Nie Weizhi, Chen Ruidong, Wang Weijie, Lepri Bruno, Sebe Nicu
IEEE Trans Pattern Anal Mach Intell. 2025 Jan;47(1):172-189. doi: 10.1109/TPAMI.2024.3463753. Epub 2024 Dec 4.
In recent years, 3D models have been utilized in many applications, such as auto-drivers, 3D reconstruction, VR, and AR. However, the scarcity of 3D model data does not meet its practical demands. Thus, generating high-quality 3D models efficiently from textual descriptions is a promising but challenging way to solve this problem. In this paper, inspired by the creative mechanisms of human imagination, which concretely supplement the target model from ambiguous descriptions built upon human experiential knowledge, we propose a novel text-3D generation model (T2TD). T2TD aims to generate the target model based on the textual description with the aid of experiential knowledge. Its target creation process simulates the imaginative mechanisms of human beings. In this process, we first introduce the text-3D knowledge graph to preserve the relationship between 3D models and textual semantic information, which provides related shapes like humans' experiential information. Second, we propose an effective causal inference model to select useful feature information from these related shapes, which can remove the unrelated structure information and only retain solely the feature information strongly related to the textual description. Third, we adopt a novel multi-layer transformer structure to progressively fuse this strongly related structure information and textual information, compensating for the lack of structural information, and enhancing the final performance of the 3D generation model. The final experimental results demonstrate that our approach significantly improves 3D model generation quality and outperforms the SOTA methods on the text2shape datasets.

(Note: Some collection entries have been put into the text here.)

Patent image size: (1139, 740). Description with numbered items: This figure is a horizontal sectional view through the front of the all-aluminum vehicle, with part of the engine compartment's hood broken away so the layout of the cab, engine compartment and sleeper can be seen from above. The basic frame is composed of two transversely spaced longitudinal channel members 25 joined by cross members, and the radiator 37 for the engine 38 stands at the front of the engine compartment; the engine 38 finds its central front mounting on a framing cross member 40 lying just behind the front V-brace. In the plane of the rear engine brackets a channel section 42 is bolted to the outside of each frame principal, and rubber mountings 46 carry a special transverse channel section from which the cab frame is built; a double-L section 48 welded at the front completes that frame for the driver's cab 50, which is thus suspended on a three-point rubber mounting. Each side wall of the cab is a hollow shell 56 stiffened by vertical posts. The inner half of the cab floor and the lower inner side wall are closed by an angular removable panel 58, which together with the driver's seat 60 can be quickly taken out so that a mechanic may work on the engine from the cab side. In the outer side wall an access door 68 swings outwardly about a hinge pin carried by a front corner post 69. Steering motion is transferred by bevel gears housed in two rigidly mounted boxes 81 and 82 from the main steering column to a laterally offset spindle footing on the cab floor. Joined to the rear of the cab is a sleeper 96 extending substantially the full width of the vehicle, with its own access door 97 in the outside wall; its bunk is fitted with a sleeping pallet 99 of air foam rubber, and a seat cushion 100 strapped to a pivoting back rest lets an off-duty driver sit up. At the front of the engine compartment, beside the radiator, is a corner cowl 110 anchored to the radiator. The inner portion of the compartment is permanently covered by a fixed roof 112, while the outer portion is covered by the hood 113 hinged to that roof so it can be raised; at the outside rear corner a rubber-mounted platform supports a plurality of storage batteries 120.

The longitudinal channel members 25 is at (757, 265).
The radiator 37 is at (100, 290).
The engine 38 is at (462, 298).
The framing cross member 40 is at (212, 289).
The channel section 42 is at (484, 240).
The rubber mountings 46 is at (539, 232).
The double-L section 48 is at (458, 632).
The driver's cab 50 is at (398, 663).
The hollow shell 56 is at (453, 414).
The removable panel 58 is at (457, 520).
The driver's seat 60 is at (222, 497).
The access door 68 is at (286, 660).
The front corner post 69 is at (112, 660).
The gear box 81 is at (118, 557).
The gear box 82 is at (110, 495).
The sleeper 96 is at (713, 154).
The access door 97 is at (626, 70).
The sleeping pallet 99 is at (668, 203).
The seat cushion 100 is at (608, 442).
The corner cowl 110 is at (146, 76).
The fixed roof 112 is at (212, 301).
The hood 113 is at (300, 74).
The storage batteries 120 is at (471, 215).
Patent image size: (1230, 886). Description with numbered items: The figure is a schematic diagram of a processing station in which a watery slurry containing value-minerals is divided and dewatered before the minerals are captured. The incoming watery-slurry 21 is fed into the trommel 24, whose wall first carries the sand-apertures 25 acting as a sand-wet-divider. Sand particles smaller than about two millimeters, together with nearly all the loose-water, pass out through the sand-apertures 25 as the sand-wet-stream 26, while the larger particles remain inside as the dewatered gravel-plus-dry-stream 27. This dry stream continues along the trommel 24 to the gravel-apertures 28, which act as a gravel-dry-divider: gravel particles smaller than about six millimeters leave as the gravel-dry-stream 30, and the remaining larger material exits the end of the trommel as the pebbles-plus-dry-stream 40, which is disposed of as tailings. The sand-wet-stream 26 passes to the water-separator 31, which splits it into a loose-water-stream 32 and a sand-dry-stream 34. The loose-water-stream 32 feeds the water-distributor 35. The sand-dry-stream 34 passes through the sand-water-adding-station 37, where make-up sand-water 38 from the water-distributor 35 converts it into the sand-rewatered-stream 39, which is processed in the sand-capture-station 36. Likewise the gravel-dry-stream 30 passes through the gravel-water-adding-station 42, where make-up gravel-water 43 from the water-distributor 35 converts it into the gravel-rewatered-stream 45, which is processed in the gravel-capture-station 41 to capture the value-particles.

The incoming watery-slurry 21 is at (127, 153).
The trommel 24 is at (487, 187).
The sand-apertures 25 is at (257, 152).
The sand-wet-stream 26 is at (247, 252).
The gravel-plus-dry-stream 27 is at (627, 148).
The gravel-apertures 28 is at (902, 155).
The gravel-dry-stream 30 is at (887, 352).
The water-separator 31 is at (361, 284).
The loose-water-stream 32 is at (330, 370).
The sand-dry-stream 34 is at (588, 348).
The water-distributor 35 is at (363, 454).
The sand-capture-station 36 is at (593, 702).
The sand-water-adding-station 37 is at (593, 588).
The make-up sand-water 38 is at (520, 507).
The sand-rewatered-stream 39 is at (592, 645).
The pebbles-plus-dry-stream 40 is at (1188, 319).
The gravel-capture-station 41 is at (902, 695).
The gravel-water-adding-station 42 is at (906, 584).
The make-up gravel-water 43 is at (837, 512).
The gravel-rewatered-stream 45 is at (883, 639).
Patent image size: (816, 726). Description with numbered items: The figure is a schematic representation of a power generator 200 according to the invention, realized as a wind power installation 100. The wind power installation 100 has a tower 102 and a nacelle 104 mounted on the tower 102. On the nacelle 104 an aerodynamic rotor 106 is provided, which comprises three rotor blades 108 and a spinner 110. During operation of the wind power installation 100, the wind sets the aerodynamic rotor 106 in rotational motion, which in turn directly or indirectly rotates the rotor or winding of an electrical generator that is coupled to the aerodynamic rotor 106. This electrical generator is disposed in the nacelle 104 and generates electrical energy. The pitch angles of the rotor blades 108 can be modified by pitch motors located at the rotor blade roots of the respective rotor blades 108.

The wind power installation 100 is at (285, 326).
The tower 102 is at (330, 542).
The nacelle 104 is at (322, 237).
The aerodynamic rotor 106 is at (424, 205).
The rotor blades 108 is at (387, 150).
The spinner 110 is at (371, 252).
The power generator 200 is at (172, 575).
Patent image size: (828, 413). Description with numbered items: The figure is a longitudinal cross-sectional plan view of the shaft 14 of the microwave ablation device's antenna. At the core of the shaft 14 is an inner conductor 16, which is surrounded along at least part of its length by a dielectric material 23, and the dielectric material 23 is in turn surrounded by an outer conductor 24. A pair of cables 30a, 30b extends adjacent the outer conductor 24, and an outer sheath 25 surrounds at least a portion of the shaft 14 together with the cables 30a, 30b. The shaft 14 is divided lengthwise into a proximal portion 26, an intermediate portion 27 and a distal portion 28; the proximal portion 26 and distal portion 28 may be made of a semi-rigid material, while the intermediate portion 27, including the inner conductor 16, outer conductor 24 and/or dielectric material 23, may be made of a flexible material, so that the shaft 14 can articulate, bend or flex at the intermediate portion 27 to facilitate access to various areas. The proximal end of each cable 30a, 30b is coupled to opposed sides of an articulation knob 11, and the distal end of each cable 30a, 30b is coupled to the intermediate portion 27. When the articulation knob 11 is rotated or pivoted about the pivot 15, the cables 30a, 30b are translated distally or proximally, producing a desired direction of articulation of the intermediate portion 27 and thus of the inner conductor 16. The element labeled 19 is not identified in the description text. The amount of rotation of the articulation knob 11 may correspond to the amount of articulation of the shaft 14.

近年来,3D模型已被应用于许多领域,如自动驾驶、3D重建、虚拟现实(VR)和增强现实(AR)。然而,3D模型数据的稀缺性无法满足其实际需求。因此,从文本描述中高效生成高质量的3D模型是解决这一问题的一种有前景但具有挑战性的方法。在本文中,受人类想象力的创作机制启发,具体而言,是从基于人类经验知识构建的模糊描述中补充目标模型,我们提出了一种新颖的文本到3D生成模型(T2TD)。T2TD旨在借助经验知识,根据文本描述生成目标模型。其目标创建过程模拟了人类的想象机制。在此过程中,我们首先引入文本-3D知识图谱,以保留3D模型与文本语义信息之间的关系,这提供了类似人类经验信息的相关形状。其次,我们提出了一种有效的因果推理模型,从这些相关形状中选择有用的特征信息,该模型可以去除不相关的结构信息,仅保留与文本描述密切相关的特征信息。第三,我们采用一种新颖的多层Transformer结构,逐步融合这种密切相关的结构信息和文本信息,弥补结构信息的不足,并提高3D生成模型的最终性能。最终的实验结果表明,我们的方法显著提高了3D模型的生成质量,在text2shape数据集上优于当前最优方法。